Tutti hanno commesso errori perché nessuno era ‘imparato’ né preparato ad affrontare una situazione inedita. Ma l’Italia è riuscita anche in questo caso a distinguersi. Se ha fatto peggio degli altri, lo dobbiamo soprattutto alla burocrazia che ha commissariato la politica. Dal capovolgimento di responsabilità scaturiscono molte tra le misure strampalate introdotte nell’ultimo anno. Gli italiani, resi edotti dei rischi, hanno rispettato il primo blocco totale e tra i diversi obblighi quello dell’uso della mascherina.
Gli inviti alla disobbedienza hanno fatto breccia quando la classe politica si è palesata incerta, incompetente e contraddittoria. I banchi scolastici a rotelle, costati 100 milioni di euro e inutilizzati, sono una prova tangibile dell’incapacità dell’ex ministro Azzolina che li ha voluti, dei suoi collaboratori e dell’intera compagine governativa che non l’ha fermata. Altro esempio di dilettantismo sono le misure imposte a bar, ristoranti, centri estetici e palestre per continuare a svolgere l’attività in sicurezza e le successive chiusure totali. Autocertificazioni, autorizzazioni concesse e dopo poco revocate, disparità di trattamento tra le diverse categorie, ristori annunciati ed erogati in misura minima hanno minato la credibilità del Conte 2 e Draghi sta pericolosamente scivolando lungo la medesima china.

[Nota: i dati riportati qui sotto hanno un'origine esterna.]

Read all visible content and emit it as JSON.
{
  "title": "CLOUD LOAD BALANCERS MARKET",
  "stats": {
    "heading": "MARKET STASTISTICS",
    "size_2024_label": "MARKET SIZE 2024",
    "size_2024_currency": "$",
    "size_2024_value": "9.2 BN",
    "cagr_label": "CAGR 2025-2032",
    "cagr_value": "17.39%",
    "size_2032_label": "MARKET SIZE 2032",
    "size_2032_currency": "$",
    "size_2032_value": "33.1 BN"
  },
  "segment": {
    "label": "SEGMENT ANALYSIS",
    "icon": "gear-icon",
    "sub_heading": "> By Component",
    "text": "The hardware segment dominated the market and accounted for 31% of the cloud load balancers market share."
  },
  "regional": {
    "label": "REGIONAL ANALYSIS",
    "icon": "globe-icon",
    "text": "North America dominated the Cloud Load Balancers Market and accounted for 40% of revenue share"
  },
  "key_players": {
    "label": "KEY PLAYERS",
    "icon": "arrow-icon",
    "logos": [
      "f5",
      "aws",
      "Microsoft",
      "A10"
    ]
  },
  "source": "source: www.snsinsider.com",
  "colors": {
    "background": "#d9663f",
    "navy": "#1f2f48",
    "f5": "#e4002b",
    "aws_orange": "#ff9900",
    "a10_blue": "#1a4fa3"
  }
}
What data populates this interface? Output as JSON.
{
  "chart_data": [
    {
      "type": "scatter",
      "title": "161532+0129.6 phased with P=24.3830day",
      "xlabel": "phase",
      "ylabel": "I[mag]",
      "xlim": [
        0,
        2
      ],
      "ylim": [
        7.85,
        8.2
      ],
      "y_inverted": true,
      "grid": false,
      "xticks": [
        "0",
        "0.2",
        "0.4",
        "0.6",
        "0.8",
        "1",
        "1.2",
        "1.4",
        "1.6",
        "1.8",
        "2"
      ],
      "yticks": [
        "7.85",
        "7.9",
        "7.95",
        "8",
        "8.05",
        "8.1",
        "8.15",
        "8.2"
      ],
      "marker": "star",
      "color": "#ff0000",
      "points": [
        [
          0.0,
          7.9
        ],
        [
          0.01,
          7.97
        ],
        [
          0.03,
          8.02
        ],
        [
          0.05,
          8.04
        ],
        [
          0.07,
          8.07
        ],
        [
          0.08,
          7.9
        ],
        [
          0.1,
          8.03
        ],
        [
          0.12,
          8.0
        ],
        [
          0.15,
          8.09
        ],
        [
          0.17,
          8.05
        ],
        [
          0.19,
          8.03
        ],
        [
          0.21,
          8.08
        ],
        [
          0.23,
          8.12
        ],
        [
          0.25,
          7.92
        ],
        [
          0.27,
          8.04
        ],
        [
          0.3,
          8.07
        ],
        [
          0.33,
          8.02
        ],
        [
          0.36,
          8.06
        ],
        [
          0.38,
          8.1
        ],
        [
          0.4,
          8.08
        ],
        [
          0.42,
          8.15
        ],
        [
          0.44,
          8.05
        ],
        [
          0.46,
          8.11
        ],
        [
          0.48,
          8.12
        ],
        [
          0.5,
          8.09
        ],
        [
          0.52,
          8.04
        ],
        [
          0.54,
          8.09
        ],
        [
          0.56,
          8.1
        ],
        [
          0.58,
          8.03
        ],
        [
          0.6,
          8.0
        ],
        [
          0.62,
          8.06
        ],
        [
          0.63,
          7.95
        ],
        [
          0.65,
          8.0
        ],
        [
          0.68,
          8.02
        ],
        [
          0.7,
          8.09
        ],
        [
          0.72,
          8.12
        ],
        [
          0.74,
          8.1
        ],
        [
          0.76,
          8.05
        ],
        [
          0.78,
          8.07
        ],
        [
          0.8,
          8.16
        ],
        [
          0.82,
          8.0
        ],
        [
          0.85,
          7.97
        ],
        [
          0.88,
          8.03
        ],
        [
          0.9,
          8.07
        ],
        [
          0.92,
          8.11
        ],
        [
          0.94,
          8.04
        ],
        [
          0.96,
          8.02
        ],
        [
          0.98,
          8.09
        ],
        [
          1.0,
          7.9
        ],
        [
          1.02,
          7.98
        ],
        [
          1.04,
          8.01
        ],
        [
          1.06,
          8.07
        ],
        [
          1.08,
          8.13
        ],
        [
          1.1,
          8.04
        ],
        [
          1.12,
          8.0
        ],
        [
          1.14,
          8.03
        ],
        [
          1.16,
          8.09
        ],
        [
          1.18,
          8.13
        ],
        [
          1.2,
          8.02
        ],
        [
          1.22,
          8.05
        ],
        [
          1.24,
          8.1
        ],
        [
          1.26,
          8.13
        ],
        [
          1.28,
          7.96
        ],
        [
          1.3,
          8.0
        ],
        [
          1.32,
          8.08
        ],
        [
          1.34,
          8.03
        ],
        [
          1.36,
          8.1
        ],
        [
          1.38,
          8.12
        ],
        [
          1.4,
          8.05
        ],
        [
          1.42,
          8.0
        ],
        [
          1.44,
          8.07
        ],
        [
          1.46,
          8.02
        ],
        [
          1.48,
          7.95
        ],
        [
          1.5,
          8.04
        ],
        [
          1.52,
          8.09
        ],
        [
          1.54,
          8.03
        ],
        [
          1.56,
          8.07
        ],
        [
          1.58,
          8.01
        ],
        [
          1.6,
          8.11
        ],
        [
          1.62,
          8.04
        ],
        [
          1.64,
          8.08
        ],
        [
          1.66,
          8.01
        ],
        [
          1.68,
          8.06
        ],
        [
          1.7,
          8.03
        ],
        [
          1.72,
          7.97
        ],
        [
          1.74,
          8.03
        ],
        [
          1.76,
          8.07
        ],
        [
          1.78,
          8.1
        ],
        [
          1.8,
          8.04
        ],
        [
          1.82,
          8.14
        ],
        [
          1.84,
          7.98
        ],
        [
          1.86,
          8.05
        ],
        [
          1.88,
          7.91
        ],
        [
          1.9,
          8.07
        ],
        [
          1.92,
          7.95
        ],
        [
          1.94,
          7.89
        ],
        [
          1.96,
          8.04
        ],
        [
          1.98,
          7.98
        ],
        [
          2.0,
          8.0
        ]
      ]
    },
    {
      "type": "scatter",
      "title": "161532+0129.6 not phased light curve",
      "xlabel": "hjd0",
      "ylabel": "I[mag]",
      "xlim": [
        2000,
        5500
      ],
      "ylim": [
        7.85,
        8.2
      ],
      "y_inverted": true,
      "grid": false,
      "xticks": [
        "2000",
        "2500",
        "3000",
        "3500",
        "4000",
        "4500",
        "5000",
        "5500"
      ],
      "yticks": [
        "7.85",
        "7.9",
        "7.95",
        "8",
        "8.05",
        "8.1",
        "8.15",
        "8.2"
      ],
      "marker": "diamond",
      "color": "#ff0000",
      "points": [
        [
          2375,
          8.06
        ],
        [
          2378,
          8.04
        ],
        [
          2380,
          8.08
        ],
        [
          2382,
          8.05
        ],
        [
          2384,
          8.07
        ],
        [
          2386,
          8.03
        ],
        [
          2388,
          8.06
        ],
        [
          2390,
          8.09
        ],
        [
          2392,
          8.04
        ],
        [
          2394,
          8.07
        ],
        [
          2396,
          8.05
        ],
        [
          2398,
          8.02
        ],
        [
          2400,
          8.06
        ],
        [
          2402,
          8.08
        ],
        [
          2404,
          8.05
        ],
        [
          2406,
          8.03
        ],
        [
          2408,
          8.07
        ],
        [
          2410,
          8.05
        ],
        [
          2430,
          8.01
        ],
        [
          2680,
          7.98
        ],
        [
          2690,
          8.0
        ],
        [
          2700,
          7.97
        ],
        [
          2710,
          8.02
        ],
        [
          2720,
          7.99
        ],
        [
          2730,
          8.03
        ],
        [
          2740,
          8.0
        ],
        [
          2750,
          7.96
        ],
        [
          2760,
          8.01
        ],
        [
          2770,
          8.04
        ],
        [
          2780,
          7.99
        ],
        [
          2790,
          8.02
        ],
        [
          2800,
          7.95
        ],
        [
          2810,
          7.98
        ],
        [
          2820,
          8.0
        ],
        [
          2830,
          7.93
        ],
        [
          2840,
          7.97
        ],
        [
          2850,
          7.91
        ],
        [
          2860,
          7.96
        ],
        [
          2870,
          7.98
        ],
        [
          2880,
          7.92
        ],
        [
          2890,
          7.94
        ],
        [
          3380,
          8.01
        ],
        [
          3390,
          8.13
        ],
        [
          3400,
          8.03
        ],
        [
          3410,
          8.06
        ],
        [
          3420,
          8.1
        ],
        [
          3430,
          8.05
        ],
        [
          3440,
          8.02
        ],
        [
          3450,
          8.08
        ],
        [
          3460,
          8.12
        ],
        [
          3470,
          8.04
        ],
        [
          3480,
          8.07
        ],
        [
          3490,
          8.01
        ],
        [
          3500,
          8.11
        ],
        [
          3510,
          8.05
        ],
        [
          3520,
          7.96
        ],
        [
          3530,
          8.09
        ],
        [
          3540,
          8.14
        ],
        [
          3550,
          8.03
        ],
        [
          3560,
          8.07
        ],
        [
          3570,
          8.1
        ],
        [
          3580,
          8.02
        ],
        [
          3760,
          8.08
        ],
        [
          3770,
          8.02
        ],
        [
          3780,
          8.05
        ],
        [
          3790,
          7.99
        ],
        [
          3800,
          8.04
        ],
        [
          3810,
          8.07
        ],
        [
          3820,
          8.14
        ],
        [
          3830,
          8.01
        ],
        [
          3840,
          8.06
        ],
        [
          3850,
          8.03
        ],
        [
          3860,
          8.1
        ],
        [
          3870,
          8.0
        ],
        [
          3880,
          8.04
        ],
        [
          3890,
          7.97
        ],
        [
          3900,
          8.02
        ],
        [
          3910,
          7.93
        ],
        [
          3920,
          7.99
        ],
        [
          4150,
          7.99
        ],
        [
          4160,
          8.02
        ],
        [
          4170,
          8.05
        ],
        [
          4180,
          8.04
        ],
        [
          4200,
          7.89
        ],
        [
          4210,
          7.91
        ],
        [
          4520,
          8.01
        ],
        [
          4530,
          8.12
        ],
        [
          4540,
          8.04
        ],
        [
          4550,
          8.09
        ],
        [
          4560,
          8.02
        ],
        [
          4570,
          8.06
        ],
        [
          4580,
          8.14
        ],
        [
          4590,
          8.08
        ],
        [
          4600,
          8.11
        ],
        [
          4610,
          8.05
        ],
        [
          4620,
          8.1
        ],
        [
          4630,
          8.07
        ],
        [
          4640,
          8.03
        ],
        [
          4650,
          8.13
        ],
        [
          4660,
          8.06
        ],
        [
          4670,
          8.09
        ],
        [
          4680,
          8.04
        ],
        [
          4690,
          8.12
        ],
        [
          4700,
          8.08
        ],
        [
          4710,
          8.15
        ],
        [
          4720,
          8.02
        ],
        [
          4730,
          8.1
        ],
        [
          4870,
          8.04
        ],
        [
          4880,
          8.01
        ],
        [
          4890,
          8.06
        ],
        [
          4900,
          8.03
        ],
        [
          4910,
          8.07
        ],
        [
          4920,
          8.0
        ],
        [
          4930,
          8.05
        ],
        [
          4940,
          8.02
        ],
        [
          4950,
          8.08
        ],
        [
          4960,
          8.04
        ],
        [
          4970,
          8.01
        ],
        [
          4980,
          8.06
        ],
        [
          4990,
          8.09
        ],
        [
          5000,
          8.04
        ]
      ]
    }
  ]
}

L’arcobaleno regionale ci ha reso daltonici e i dpcm perpetuano il caos che continuerà con la certificazione verde, cioè il pass necessario per spostarsi tra Regioni di colore diverso. Avrà una durata di sei mesi per i vaccinati e i guariti e di 48 ore per chi si sottoporrà a test antigenico o molecolare con esito negativo. Chi lo falsifica rischia anche il carcere. Nelle prossime ore ne discuterà il consiglio dei ministri. La certificazione viene rilasciata già alla somministrazione della prima dose, sarà in formato cartaceo o digitale e verrà compilata dalla struttura presso la quale è stato effettuato il vaccino. Il documento confluirà nel fascicolo sanitario elettronico di ciascuno di noi e conterrà, oltre ai dati anagrafici, anche il numero di dosi ricevute. La gestione di tale pass, macchinosa al pari di ogni provvedimento burocratico, ne lascia prevedere l’accantonamento non appena la situazione si normalizzerà. L’introduzione del certificato verde presuppone infatti che si facciano controlli, impossibili da effettuare a tappeto. E anche il passaporto vaccinale finirà in vacca come l’obbligo di quarantena e dei tamponi effettuati all’espatrio e al ritorno in Italia.

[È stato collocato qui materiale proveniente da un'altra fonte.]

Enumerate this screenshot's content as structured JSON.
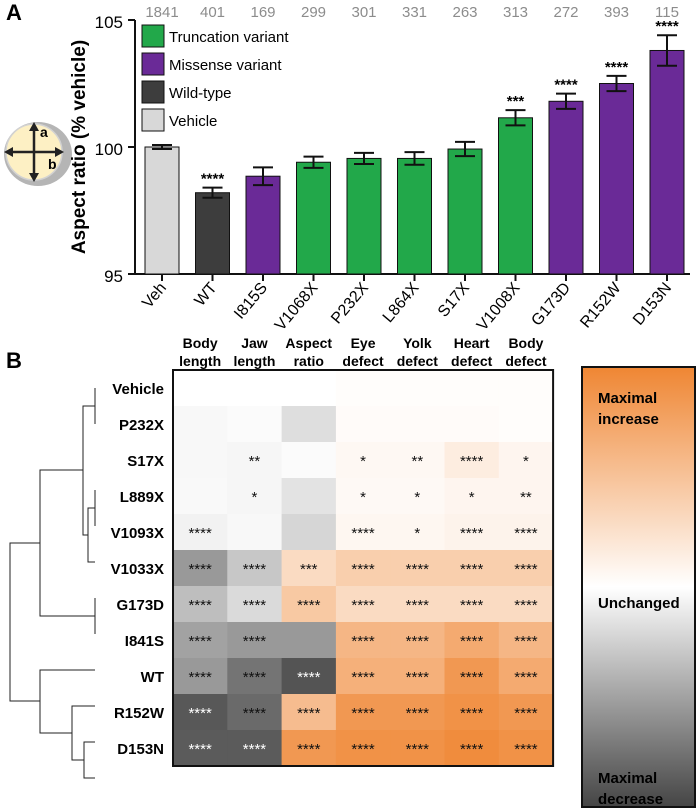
{
  "panel_a": {
    "label": "A",
    "y_axis_label": "Aspect ratio (% vehicle)",
    "ticks": [
      "95",
      "100",
      "105"
    ],
    "legend": [
      {
        "label": "Truncation variant",
        "color": "#22a84a"
      },
      {
        "label": "Missense variant",
        "color": "#6a2a97"
      },
      {
        "label": "Wild-type",
        "color": "#3d3d3d"
      },
      {
        "label": "Vehicle",
        "color": "#d8d8d8"
      }
    ],
    "schematic_labels": [
      "a",
      "b"
    ]
  },
  "panel_b": {
    "label": "B",
    "colorbar_labels": {
      "top": [
        "Maximal",
        "increase"
      ],
      "middle": "Unchanged",
      "bottom": [
        "Maximal",
        "decrease"
      ]
    }
  },
  "chart_data": [
    {
      "type": "bar",
      "ylabel": "Aspect ratio (% vehicle)",
      "ylim": [
        95,
        105
      ],
      "categories": [
        "Veh",
        "WT",
        "I815S",
        "V1068X",
        "P232X",
        "L864X",
        "S17X",
        "V1008X",
        "G173D",
        "R152W",
        "D153N"
      ],
      "values": [
        100.0,
        98.2,
        98.85,
        99.4,
        99.55,
        99.55,
        99.92,
        101.15,
        101.8,
        102.5,
        103.8
      ],
      "errors": [
        0.08,
        0.2,
        0.35,
        0.22,
        0.22,
        0.25,
        0.28,
        0.3,
        0.3,
        0.3,
        0.6
      ],
      "n": [
        "1841",
        "401",
        "169",
        "299",
        "301",
        "331",
        "263",
        "313",
        "272",
        "393",
        "115"
      ],
      "significance": [
        "",
        "****",
        "",
        "",
        "",
        "",
        "",
        "***",
        "****",
        "****",
        "****"
      ],
      "bar_types": [
        "vehicle",
        "wildtype",
        "missense",
        "truncation",
        "truncation",
        "truncation",
        "truncation",
        "truncation",
        "missense",
        "missense",
        "missense"
      ],
      "colors": {
        "vehicle": "#d8d8d8",
        "wildtype": "#3d3d3d",
        "missense": "#6a2a97",
        "truncation": "#22a84a"
      },
      "grid": false,
      "legend_position": "top-left"
    },
    {
      "type": "heatmap",
      "columns": [
        "Body length",
        "Jaw length",
        "Aspect ratio",
        "Eye defect",
        "Yolk defect",
        "Heart defect",
        "Body defect"
      ],
      "rows": [
        "Vehicle",
        "P232X",
        "S17X",
        "L889X",
        "V1093X",
        "V1033X",
        "G173D",
        "I841S",
        "WT",
        "R152W",
        "D153N"
      ],
      "values": [
        [
          0.0,
          0.0,
          0.0,
          0.02,
          0.02,
          0.02,
          0.02
        ],
        [
          -0.04,
          -0.02,
          -0.18,
          0.03,
          0.03,
          0.03,
          0.02
        ],
        [
          -0.04,
          -0.05,
          -0.02,
          0.06,
          0.06,
          0.15,
          0.08
        ],
        [
          -0.03,
          -0.05,
          -0.15,
          0.05,
          0.05,
          0.08,
          0.08
        ],
        [
          -0.07,
          -0.04,
          -0.22,
          0.07,
          0.07,
          0.1,
          0.1
        ],
        [
          -0.55,
          -0.3,
          0.3,
          0.4,
          0.4,
          0.4,
          0.4
        ],
        [
          -0.35,
          -0.2,
          0.45,
          0.3,
          0.3,
          0.3,
          0.3
        ],
        [
          -0.5,
          -0.55,
          -0.55,
          0.6,
          0.6,
          0.7,
          0.6
        ],
        [
          -0.55,
          -0.75,
          -0.92,
          0.65,
          0.65,
          0.85,
          0.7
        ],
        [
          -0.9,
          -0.8,
          0.55,
          0.85,
          0.85,
          0.9,
          0.85
        ],
        [
          -0.88,
          -0.88,
          0.85,
          0.9,
          0.9,
          0.95,
          0.9
        ]
      ],
      "significance": [
        [
          "",
          "",
          "",
          "",
          "",
          "",
          ""
        ],
        [
          "",
          "",
          "",
          "",
          "",
          "",
          ""
        ],
        [
          "",
          "**",
          "",
          "*",
          "**",
          "****",
          "*"
        ],
        [
          "",
          "*",
          "",
          "*",
          "*",
          "*",
          "**"
        ],
        [
          "****",
          "",
          "",
          "****",
          "*",
          "****",
          "****"
        ],
        [
          "****",
          "****",
          "***",
          "****",
          "****",
          "****",
          "****"
        ],
        [
          "****",
          "****",
          "****",
          "****",
          "****",
          "****",
          "****"
        ],
        [
          "****",
          "****",
          "",
          "****",
          "****",
          "****",
          "****"
        ],
        [
          "****",
          "****",
          "****",
          "****",
          "****",
          "****",
          "****"
        ],
        [
          "****",
          "****",
          "****",
          "****",
          "****",
          "****",
          "****"
        ],
        [
          "****",
          "****",
          "****",
          "****",
          "****",
          "****",
          "****"
        ]
      ],
      "colorscale": {
        "decrease": "#454545",
        "neutral": "#ffffff",
        "increase": "#ef8633"
      },
      "vrange": [
        -1,
        1
      ]
    }
  ]
}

Non è bastata infatti l’esperienza negativa delle applicazioni nazionali di rintracciamento (l’app Immuni) dei casi di coronavirus che il problema si sta riproponendo per il passaporto vaccinale. Ogni Stato dell’Ue fa da sé. Il che significa 27 pass che non dialogano tra loro, rendendo difficili gli spostamenti in Europa con ripercussioni economiche soprattutto per quei Paesi come l’Italia che puntano sul turismo. I certificati nazionali avranno efficacia operativa solo se e quando sarà attivata la piattaforma europea e ci sarà un solo pass per tutta l’Unione. Un’impresa tutt’altro che scontata perché esistono sistemi di digitalizzazione diversi che devono integrarsi tra loro. La confusione è totale. Le certezze svaniscono e cresce l’apprensione tra la gente.
La speranza di sopravvivere economicamente e socialmente a questa tragica esperienza è riposta nella medicina: vaccinazione di massa e copertura dal contagio anche dalle temibili varianti.